报告题目: Vision with A Billion Eyes
报告人： Jiebo Luo教授
报告人简介：Jiebo Luo joined the University of Rochester in Fall 2011 after over fifteen prolific years at Kodak Research Laboratories, where he was a Senior Principal Scientist leading research and advanced development. He has been involved in numerous technical conferences, including serving as the program co-chair of ACM Multimedia 2010 and IEEE CVPR 2012. He is the Editor-in-Chief of the Journal of Multimedia, and has served on the editorial boards of the IEEE Transactions on Pattern Analysis and Machine Intelligence, IEEE Transactions on Multimedia, IEEE Transactions on Circuits and Systems for Video Technology, Pattern Recognition, Machine Vision and Applications, and Journal of Electronic Imaging. Dr. Luo is a Fellow of the SPIE, IEEE, and IAPR.His research spans image processing, computer vision, machine learning, data mining, medical imaging, and ubiquitous computing. He has been an advocate for contextual inference in semantic understanding of visual data, and continues to push the frontiers in this area by incorporating geo-location context and social context. A recent research thrust focuses on exploiting social media for machine learning, data mining, and human-computer interaction, for example, mining the wisdom of crowds for social, political, and economic prediction and forecasting. He has published extensively in these fields with over 270 papers and 90 US patents.
报告摘要：A recent trend in computer vision is driven by images and video generated by heterogeneous and multi-perspective visual sensing networks. We present a few examples of research along this line. First, we will present an interesting framework for event recognition. With GPS information, we obtain satellite images corresponding to picture locations and investigate their novel use to recognize the picture-taking environment. We then combine this inference with classical vision-based event detection methods and demonstrate the synergistic fusion of the two approaches.

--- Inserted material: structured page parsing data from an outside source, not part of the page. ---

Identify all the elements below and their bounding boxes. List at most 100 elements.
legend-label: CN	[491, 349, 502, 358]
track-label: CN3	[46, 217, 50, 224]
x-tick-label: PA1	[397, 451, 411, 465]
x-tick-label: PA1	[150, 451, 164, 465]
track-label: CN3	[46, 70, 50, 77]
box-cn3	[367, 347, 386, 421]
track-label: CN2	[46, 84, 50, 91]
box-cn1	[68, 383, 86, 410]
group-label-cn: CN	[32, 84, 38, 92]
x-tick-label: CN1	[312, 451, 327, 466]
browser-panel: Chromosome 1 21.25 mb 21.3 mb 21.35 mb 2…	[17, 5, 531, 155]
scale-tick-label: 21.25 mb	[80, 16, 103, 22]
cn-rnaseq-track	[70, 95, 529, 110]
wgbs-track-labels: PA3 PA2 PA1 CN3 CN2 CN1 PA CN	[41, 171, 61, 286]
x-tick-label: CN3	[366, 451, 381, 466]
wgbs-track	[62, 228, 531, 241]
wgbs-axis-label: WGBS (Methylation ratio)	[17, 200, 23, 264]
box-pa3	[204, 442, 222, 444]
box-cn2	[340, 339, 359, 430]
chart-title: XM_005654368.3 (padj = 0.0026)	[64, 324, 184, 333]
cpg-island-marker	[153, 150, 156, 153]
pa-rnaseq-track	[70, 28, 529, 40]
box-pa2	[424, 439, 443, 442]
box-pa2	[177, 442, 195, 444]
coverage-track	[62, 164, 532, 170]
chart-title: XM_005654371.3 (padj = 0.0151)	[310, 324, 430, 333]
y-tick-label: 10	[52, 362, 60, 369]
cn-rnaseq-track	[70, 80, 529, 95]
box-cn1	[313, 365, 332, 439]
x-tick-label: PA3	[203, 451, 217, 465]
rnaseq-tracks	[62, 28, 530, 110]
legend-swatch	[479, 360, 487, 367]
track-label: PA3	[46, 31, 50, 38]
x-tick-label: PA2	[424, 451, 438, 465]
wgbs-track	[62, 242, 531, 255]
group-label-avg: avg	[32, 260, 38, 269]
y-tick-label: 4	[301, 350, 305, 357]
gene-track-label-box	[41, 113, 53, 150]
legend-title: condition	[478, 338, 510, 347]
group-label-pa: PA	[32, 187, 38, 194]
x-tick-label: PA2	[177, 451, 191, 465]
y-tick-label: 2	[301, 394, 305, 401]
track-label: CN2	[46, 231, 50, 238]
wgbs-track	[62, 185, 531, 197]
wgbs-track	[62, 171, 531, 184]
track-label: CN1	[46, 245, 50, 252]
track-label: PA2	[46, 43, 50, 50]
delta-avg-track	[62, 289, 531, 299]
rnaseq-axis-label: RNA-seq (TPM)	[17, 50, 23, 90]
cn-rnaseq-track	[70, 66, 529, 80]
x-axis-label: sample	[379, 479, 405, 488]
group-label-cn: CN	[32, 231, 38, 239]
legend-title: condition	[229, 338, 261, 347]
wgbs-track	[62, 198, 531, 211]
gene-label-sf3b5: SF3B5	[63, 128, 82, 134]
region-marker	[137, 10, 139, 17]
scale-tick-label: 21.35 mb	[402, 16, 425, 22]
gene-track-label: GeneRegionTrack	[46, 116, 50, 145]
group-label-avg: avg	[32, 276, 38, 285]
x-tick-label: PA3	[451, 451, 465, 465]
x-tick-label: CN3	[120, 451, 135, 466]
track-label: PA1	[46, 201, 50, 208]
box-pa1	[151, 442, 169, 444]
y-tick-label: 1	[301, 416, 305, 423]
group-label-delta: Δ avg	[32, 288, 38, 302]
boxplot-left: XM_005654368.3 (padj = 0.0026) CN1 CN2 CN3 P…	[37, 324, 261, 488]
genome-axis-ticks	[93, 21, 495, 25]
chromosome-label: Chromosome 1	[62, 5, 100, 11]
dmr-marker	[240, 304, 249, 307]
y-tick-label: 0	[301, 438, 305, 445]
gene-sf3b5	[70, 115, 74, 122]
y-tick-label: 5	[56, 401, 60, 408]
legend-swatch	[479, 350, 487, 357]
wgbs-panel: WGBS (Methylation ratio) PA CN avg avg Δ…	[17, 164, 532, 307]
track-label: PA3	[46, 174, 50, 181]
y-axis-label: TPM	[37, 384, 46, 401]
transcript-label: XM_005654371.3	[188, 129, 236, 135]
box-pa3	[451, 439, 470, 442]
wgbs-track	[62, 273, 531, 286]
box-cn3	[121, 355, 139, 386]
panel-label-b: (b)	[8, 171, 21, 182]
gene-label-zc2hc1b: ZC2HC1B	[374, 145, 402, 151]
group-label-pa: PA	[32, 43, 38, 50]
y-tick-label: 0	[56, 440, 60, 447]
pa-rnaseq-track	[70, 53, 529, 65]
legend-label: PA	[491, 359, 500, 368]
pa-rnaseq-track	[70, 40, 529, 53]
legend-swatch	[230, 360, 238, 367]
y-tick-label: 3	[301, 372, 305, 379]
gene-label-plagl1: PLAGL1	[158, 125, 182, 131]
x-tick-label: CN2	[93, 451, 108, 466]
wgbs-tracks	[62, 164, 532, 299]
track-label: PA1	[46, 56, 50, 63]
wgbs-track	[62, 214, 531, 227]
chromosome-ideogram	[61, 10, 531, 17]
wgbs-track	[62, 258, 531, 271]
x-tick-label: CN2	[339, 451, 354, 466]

Second, to determine the viewing direction for geotagged photos, we utilize both Google StreetView and Google Earth satellite images. Third, we explore using phone-captured images for localization as it contains more context information than the embedded sensory GPS coordinates. We then build applications to enable people to enjoy ubiquitous location-based services (LBS) using their phones. Fourth, we leverage crowd-sourced photos to remove unwanted bystanders from tourist photos taken at popular attractions and measure air pollution in major cities in China. Furthermore, given a new source of visual data from public webcams deployed in urban environments, we will present some ongoing work on crowd analytics using such data.